Let $a_n$ be the sequence defined by $$a_0 = 1,$$ $$2a_{n+1}=\sum_{i=0}^n\binom{n}{i}a_ia_{n-i}$$ I want to find the general term. I have noticed that $$\sum_{i=0}^n\binom{n}{i} = 2^n$$ but don't know how to go beyond that. Really need help here.

Answer 1

There might be a more elegant way to manipulate the recurrence directly without a helper sequence, but this is the way I determined.

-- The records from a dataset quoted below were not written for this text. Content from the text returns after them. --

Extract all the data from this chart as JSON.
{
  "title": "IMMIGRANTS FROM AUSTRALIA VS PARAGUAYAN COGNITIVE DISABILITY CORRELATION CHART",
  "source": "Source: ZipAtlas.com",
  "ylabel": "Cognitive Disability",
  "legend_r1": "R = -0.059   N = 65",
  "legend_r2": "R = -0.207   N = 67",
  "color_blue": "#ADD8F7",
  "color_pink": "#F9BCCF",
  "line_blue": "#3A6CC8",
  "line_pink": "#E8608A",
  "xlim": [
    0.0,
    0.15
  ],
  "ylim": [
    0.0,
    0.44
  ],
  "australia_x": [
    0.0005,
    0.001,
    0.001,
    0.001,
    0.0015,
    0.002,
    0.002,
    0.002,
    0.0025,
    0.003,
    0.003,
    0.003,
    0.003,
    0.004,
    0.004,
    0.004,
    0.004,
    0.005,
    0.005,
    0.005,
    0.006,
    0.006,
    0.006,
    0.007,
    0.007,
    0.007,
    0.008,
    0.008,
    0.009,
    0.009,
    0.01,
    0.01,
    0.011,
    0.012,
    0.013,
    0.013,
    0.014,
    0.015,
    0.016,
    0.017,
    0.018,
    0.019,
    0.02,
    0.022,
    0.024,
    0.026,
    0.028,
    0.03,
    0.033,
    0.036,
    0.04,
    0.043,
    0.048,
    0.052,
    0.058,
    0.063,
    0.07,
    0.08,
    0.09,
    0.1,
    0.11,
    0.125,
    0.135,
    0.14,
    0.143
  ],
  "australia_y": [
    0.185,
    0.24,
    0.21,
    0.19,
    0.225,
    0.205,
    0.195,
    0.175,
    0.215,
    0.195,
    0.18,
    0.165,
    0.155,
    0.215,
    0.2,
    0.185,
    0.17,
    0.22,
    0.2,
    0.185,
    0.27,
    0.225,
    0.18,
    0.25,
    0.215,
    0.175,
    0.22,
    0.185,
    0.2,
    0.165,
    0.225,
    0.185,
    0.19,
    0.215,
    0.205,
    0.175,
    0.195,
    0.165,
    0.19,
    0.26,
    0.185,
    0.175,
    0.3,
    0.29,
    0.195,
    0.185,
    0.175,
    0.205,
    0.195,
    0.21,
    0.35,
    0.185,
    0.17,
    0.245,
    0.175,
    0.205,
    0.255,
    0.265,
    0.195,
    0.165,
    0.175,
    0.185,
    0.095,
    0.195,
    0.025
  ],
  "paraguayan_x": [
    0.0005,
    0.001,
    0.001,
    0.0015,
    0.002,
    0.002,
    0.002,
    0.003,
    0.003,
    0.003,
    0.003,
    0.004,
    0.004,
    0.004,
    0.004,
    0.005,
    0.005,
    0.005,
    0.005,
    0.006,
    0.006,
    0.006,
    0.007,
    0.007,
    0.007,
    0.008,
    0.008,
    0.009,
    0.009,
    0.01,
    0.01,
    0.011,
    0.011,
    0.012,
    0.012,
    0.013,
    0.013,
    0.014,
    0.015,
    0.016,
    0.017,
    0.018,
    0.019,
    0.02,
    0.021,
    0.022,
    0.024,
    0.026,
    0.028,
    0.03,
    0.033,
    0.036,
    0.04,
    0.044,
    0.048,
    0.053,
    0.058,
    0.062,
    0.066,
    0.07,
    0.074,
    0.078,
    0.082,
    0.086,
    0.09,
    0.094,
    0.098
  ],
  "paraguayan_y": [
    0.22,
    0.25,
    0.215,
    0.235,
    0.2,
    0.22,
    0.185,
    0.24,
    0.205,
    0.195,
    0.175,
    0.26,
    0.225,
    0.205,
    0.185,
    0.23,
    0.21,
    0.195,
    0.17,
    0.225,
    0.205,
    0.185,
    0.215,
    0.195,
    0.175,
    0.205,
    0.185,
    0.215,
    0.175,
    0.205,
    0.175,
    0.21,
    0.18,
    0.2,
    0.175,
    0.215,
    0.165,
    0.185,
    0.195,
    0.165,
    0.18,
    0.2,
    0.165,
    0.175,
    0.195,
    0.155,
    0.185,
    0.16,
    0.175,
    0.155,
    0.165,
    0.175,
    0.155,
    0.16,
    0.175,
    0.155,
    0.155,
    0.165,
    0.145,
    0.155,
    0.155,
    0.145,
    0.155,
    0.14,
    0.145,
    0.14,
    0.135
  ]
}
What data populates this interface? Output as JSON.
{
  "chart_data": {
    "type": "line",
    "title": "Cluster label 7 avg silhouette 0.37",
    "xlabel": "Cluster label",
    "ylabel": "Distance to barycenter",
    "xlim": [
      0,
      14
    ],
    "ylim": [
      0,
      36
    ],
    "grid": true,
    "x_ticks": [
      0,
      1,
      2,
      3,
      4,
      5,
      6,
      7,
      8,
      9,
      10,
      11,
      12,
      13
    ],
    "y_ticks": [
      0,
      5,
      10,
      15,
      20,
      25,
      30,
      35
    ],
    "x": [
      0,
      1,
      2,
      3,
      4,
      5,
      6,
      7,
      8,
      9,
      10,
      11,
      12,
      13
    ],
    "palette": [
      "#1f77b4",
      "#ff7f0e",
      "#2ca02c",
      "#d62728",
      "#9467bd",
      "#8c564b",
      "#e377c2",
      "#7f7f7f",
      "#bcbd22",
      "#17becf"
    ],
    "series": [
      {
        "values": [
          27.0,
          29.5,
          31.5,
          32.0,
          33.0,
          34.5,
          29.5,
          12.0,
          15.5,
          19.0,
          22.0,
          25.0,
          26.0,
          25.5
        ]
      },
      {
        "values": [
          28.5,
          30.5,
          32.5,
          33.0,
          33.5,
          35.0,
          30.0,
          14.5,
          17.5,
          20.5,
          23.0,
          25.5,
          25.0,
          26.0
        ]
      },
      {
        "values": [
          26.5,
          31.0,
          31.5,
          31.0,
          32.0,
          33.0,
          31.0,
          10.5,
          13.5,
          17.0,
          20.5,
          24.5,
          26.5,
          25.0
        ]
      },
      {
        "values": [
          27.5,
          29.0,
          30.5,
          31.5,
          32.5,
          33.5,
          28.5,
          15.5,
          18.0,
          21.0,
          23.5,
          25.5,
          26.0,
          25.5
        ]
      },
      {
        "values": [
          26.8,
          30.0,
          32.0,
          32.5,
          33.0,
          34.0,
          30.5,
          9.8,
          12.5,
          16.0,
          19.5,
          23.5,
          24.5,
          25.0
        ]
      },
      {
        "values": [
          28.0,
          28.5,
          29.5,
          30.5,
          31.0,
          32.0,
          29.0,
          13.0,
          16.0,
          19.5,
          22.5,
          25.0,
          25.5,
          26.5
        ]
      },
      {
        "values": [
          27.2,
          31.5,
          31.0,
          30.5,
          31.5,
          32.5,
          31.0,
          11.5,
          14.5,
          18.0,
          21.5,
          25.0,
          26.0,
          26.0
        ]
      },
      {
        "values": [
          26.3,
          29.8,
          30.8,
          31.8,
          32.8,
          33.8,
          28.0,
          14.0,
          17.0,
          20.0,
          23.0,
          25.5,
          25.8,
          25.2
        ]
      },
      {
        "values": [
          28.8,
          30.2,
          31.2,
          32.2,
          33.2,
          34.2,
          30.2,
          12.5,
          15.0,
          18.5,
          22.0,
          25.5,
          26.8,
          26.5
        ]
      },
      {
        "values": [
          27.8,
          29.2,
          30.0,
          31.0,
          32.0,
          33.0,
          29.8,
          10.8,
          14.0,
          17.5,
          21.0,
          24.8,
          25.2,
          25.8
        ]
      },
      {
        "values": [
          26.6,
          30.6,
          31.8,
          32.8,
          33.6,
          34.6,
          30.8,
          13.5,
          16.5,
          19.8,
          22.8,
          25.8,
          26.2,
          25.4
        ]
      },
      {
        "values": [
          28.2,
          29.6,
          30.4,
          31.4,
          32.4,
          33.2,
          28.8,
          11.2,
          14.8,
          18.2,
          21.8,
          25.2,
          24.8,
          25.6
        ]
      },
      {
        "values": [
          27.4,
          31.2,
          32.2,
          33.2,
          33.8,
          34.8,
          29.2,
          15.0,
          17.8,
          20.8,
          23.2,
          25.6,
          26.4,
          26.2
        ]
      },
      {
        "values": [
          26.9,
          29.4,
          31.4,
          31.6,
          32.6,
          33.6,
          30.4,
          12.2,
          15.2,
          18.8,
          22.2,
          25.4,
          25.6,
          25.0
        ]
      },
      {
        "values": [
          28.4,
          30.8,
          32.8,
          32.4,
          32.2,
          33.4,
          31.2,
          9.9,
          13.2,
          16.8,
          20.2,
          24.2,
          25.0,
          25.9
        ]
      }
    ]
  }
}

Define the sequence $b_n=\frac{a_n}{n!}$. We have that $b_0=1$ and $2(n+1)b_{n+1}=\sum_{i=0}^n b_ib_{n-i}$.

If $B(x)=\sum_{i=0}^\infty b_ix^i$, then note that $\sum_{i=0}^n b_ib_{n-i}$ is the coefficient of $x^n$ in $B(x)^2$. Moreover, $2(n+1)b_{n+1}$ is the coefficient of $x^n$ in $2B'(x)$. Since $2B'(x)$ and $B(x)^2$ have the same coefficients for all $n$, it follows that $$2B'(x)=B(x)^2$$ $$\frac{2B'(x)}{B(x)^2}=1$$ $$\int \frac{2B'(x)}{B(x)^2}\, dx=\int 1\, dx$$ $$-\frac{2}{B(x)}=x+C$$ $$B(x)=-\frac{2}{x+C}$$ There is also a singular solution of $B(x)\equiv 0$. However, since $B(0)=1$ (since $b_0=1$), we know that we must have $B(x)=-\frac{2}{x-2}$.

So $B(x)=\frac{1}{1-\frac{x}{2}}=\sum_{n=0}^\infty \frac{x^n}{2^n}$. Hence, $b_n=2^{-n}$ and $a_n=\boxed{2^{-n}(n!)}$